La seule façon de vivre tout cela c’est de partir, 3 jours, 5 jours, 10 jours, peu importe. Enfin, le jour où vous déciderez de couper le « cordon ombilical » avec votre formateur, le jour où vous vous direz ça y est, le loue mon bateau et je largue les amarres, alors ce jour là, pour vous, sera un très grand jour.

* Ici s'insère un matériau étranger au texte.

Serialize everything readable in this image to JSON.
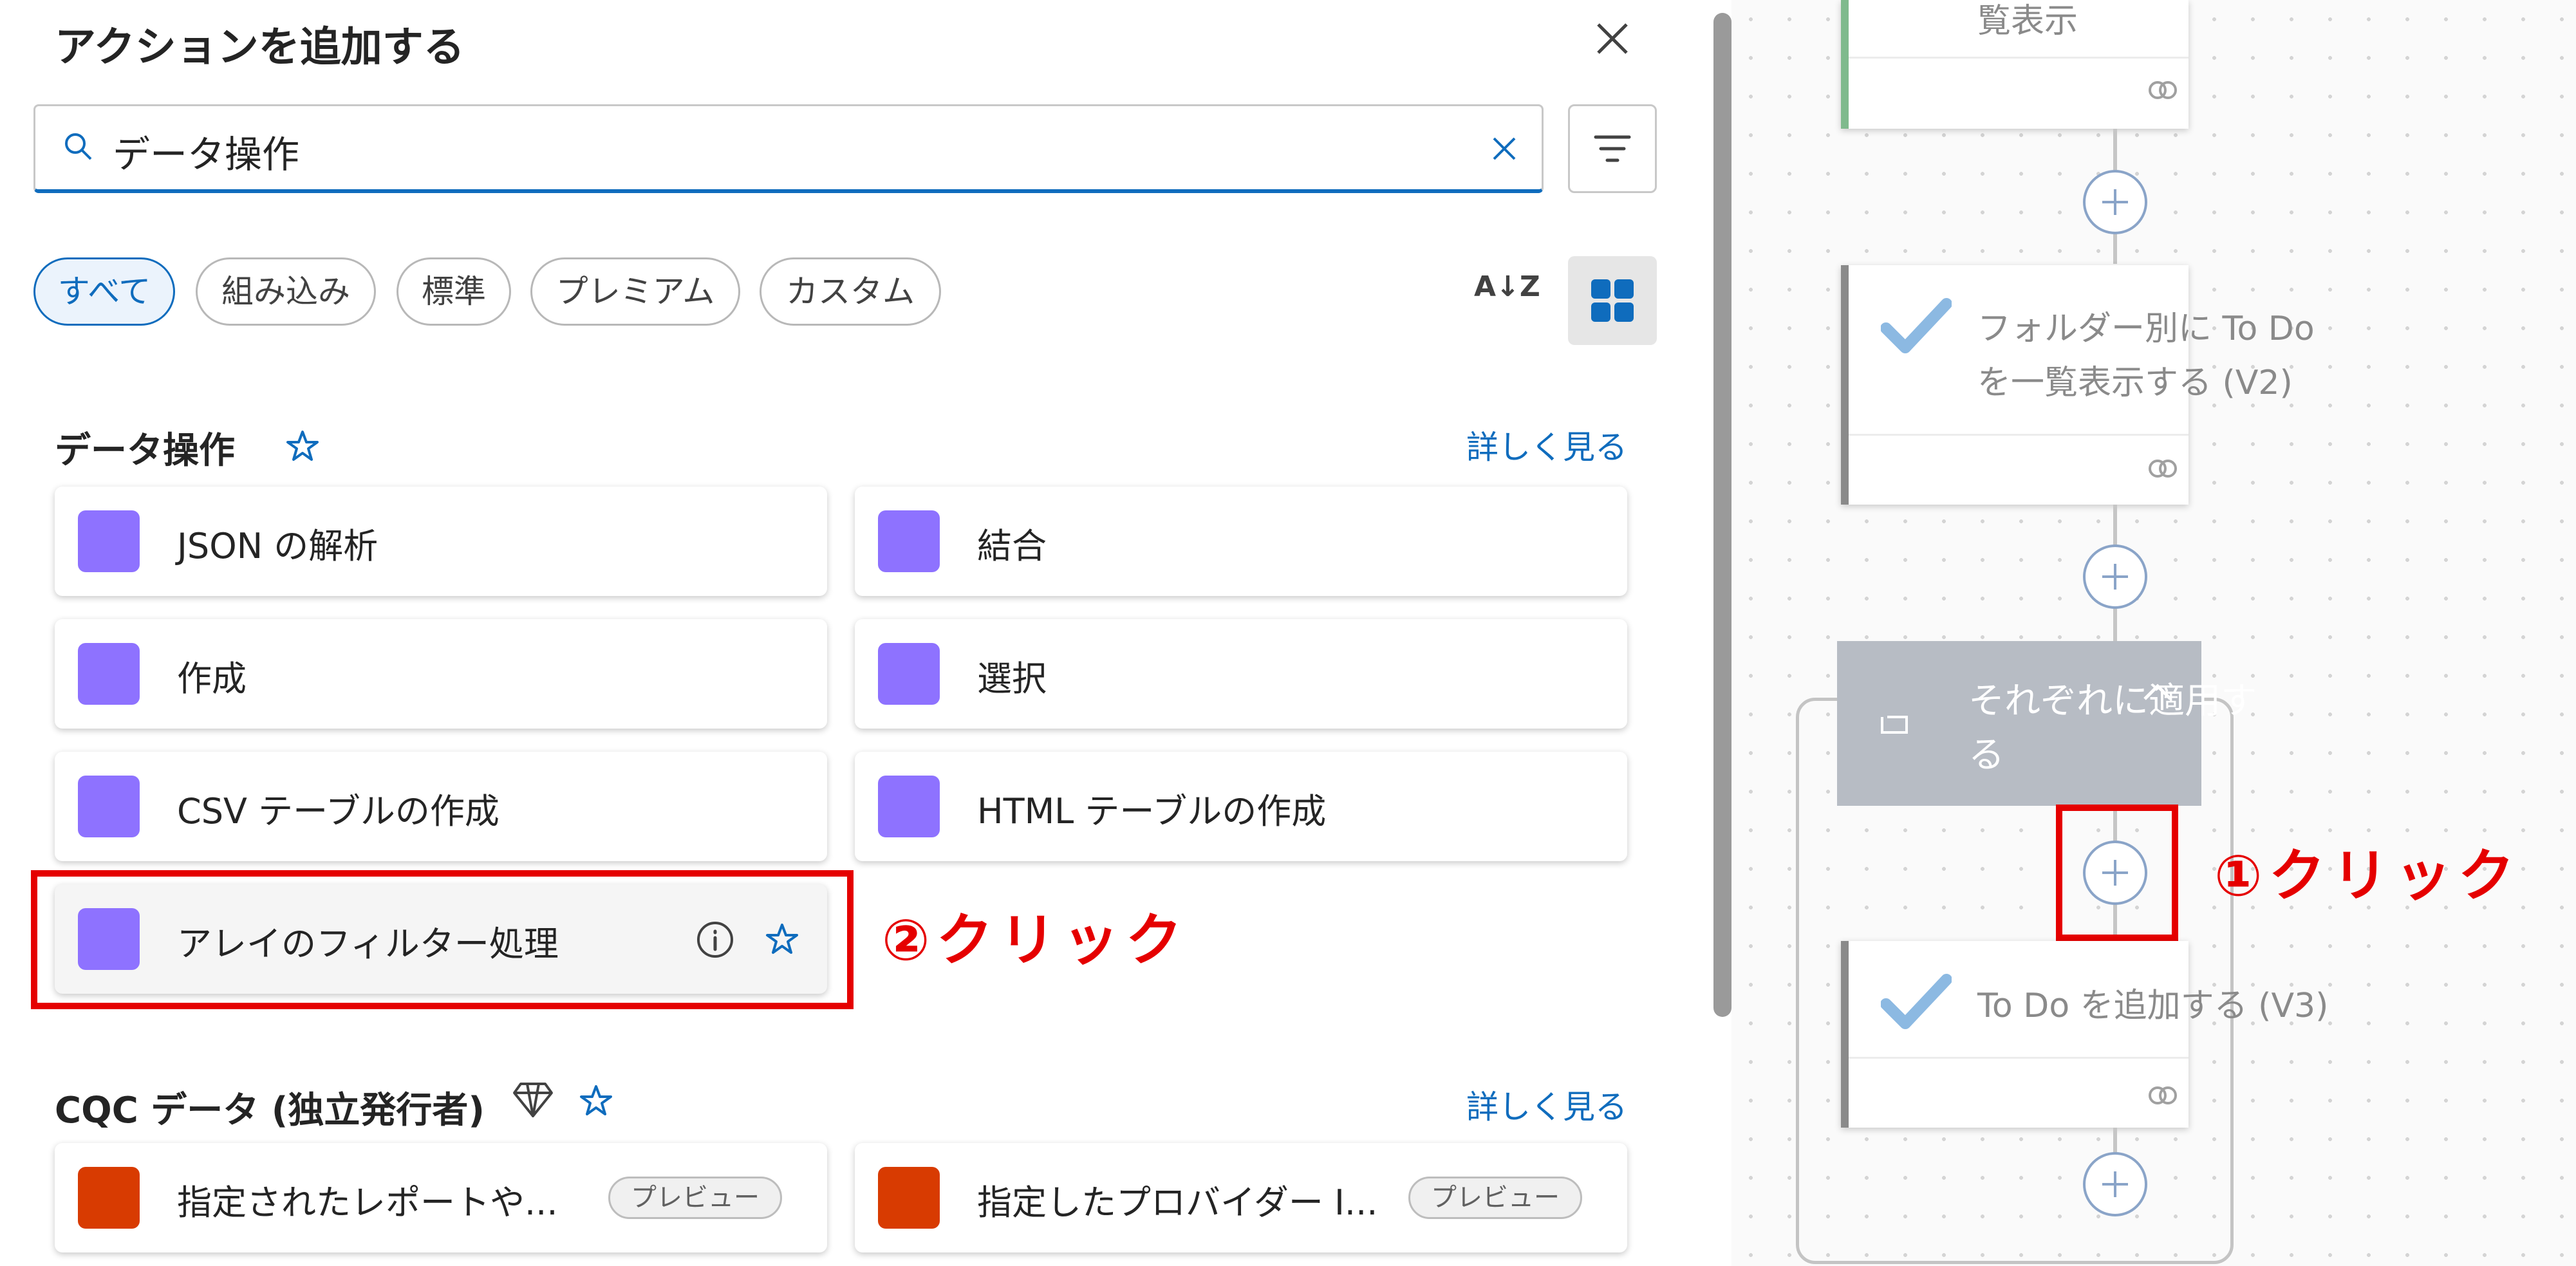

VOILES D’OC est une école de voile et de croisière à la Grande Motte, tout près de Montpellier. Je peux vous proposer des formules adaptées à votre projet et surtout à votre rythme, à votre façon de fonctionner.  Sortie découverte, à la demi-journée, à la journée, stage, mini-croisière, grande croisière, à moi de trouver ce qui vous convient le mieux. A vous de trouver le temps et l’énergie (un peu d’argent aussi, il est vrai.) pour entreprendre cette nouvelle vie. La liberté est au bout.

JULIA est mon (ma) fidèl(e) équipier (e). Nous avons une longue route en commun, j’ai en lui une confiance absolue. Croiseur récent de 11 m 50, suffisamment de confort pour naviguer loin, performant, rapide, sa simplicité technique permet de jouer au solitaire sans grosses prises de tête, sans nécessité de gros biceps.